Writer David Bradley notes that many have criticized the ending of Huck Finn but "none of them has been able to suggest -- much less write -- a better ending. . . . They failed for the same reason that Twain wrote the ending as he did: America has never been able to write a better ending. America has never been able to write any ending at all." What do you think he means? Ask students to imagine they were Mark Twain's editor and to write Twain a letter explaining why and how he should change the ending. (To extend this activity, have students actually rewrite the ending, and compare their versions to the original.)

Gerry Brenner, in his essay More Than a Reader's Response: A Letter to 'De Ole True Huck' (in A Case Study in Critical Controversy: Adventures of Huckleberry Finn, edited by Gerald Graff and James Phelan, Boston: Bedford Books, 1995) pretends Jim has read Huck Finn and written a response in which he sets the record straight. Ask students to do the same, or pretend to be Jim writing a short review of the book. How would Jim's version differ from Huck's? Have students compare and contrast their ideas with Brenner's article.

Have students write a scene or a "treatment" for a new movie or novel, set in contemporary times, in which Huck and Jim meet and become friends. Who would they be today? What would their issues be? Where would their journey take place?

Ask students to write Huck's diary entry if he were to visit their high school in the present day. What would he think of what he sees?

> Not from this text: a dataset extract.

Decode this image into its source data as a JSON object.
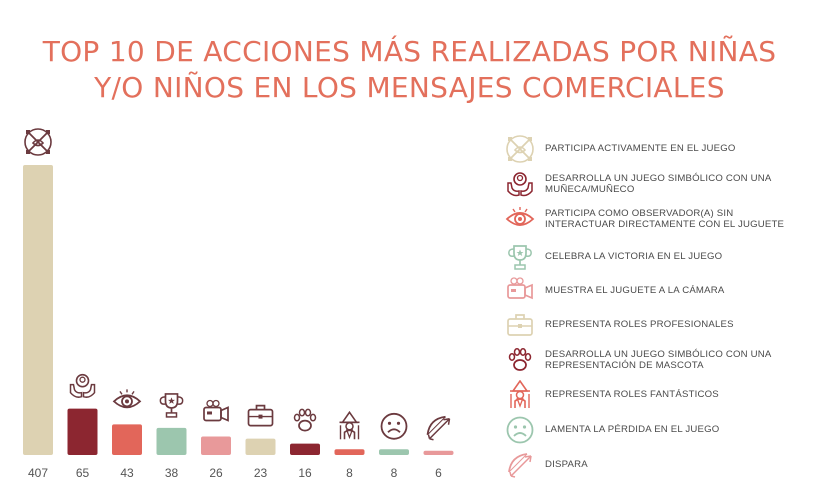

Have students review the case of Kathy Monteiro and her complaint to the Tempe, Arizona, school board, as shown in the Born to Trouble: Adventures of Huckleberry Finn film. Do they agree or disagree with her? Let groups or individual students prepare a presentation to a Board of Education in which they argue either for or against teaching the novel in the school curriculum. Remind students to anticipate the objections that might come from different members of the community, including parents, teachers, religious leaders, students, and administrators.